Lent began March 5, Ash Wednesday. I’m a bit late. But so many of us aren’t familiar with Lent or the reason for Lent. Considering the busyness of American life, I think Lent is more relevant and necessary than Christmas. So, here’s an invitation to consider the Lenten season:
Perhaps you’ve noticed every year about this time: For a limited time, Wendy’s offers its Artic Cod. Burger King pushes its BK Big Fish. Some McDonalds locations even offer a double Filet-O-Fish. The new push in fast food offerings is more visible in larger cities, but the reason is actually almost 1700 years old and observed world-wide. Even America’s fast food chains observe the Christian season of Lent, though their reasons may not be the same as ours.
Of course, individual and institutional interest in Lent varies tremendously.
Perhaps, you see yourself as some kind of Christian but you don’t even think about Lent. Perhaps, you come from a Protestant background and subconsciously associate Lent with Catholicism so you’ve never really observed it. Perhaps you couldn’t care less about Christianity or organized religion or Lent. Perhaps religious traditions creep you out – with its smells & bells, and seemingly narrow minded people.
Regardless of your religious views, Lent might be a gift in your life. The season of Lent began on Ash Wednesday (March 5), and it will continue through Easter (April 20). With the haste and pace of life, I think you’ll find the Spirit of Lent meaningful and its intentions important to our lives and life together.
Lent is a time of self-reflection, reconciliation, anticipation, and renewal. If a week were a year-long, the 40-days of Lent would be like a long Sunday.

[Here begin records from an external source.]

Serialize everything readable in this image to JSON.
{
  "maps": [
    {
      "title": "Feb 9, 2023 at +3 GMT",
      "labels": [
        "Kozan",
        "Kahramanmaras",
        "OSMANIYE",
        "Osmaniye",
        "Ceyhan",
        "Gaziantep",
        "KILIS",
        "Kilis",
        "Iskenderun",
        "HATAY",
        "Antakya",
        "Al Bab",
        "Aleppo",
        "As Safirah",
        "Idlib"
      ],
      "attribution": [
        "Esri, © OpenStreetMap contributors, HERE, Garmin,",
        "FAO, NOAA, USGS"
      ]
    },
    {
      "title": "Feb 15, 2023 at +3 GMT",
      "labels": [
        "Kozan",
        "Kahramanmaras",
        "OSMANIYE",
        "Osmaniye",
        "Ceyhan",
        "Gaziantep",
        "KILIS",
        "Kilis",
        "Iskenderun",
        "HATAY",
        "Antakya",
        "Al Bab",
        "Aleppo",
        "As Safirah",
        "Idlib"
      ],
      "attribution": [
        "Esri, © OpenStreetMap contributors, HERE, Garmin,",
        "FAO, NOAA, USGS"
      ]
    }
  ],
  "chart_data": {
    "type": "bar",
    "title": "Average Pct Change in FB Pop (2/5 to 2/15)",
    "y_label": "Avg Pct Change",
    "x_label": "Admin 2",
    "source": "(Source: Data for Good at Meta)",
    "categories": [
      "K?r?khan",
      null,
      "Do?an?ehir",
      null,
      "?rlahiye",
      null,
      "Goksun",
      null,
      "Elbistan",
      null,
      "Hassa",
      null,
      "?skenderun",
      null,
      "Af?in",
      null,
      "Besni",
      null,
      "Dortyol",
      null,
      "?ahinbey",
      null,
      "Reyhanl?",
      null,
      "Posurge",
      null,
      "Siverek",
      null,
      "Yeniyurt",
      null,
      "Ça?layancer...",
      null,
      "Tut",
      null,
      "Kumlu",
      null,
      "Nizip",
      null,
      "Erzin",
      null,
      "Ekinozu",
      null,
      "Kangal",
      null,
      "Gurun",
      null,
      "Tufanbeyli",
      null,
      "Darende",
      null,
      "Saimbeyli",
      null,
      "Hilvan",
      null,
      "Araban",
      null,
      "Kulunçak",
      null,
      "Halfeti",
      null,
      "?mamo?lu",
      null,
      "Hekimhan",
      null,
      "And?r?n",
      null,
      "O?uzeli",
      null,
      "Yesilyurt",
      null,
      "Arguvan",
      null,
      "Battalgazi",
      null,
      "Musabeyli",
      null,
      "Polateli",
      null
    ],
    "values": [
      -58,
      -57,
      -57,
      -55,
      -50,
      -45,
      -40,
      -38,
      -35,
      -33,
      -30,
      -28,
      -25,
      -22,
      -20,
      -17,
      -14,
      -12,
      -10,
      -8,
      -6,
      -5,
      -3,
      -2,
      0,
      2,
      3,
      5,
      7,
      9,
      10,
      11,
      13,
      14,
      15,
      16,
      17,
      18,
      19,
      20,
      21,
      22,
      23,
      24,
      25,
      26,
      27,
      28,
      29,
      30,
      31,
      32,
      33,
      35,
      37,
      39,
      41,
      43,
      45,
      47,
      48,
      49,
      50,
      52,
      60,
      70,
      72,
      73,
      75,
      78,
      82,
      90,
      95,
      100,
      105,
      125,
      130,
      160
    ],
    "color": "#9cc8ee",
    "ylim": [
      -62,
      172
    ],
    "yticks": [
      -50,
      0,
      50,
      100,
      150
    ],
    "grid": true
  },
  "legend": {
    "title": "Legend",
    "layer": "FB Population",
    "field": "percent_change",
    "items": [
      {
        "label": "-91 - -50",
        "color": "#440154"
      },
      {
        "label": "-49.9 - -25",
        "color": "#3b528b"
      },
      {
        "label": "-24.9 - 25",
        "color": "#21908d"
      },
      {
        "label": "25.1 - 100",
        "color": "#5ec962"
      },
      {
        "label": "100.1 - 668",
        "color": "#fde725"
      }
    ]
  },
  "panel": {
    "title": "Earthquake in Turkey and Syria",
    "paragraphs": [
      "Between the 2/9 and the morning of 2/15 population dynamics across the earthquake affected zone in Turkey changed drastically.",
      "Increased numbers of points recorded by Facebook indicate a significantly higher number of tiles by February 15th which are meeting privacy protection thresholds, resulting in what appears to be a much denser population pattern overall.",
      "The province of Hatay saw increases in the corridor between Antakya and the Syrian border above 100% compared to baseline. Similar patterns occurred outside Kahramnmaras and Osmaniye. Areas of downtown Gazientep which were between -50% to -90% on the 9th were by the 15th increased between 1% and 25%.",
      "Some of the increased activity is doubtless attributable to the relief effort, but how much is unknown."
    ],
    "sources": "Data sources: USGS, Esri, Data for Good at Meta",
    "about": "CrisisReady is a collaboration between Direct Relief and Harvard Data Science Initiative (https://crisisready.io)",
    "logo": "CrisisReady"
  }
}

Lent is a time to think about life, all its commitments, what actually consumes your energy and consumes your time. It’s a time to take inventory of your life life you would a treasure chest – like a scrapbook of memories of your child’s first 8 years or a long-forgotten box of your great grandma’s belongings.
Think about the relationships in your life. Which ones are broken or strained? Who do you miss in your life? Where does your heart yearn for reconciliation. This could be your relationship with God, spirituality, or church. It could be an old friend or family member. Lent is a time of anticipating new life. Taking inventory of broken relationships and old wounds is important because they can receive new life again.
Think about all the things that fill your time and attention day-to-day. Personal or professional demands, endless emails, immature people, over-committed coworders, the budget crunch, running to kids activities, house hunting or house repairs, laundry, escape into TV shows, and screens that bombard us with both emptiness and activity.
Think of one thing you could live without, that perhaps your dependent on. Fast from it to make room for something nutritious to your soul, good for your heart, or just plain more meaningful to you. Send a brief email to your child or old friend daily; Tell them how you feel. Read scripture or poetry, even for 10 minutes at the beginning or end of your day. Listen to music that moves you. Take time to find deeper meaning in the moments of your day.
It’s difficult at first, but it actually does feel better than running through your to-do list or getting through to the next thing.
Lastly, believe that every year the earth rebirths itself in spring. There is a reason that Lent bridges winter and spring, and Easter is celebrated after the end of the winter season. The earth renews itself and we can renew ourselves. The story is that even God confronts life’s pain and horrors, suffers and dies, and comes to life again. Call it the circle of life. Call it hope in the darkness. Call it the promise of morning. Call it grace and the miracle of new life. Trust on it. Bank on it. Anticipate it. Prepare for it. Don’t ignore it and let the opportunity go by. That’s what Lent is for.
Together, this is the meaning of Lent. It’s an ancient wisdom that began over 1700 years ago before denominations, TV evangelists, or even most of the world could read. It’s an invitation to self-reflection, reconciliation, anticipation and renewal.
Maybe it’s not so wacky. You’re invited to consider the meaning of this season for your own life.
If nothing else, sometime before Easter order a double Fish Filet.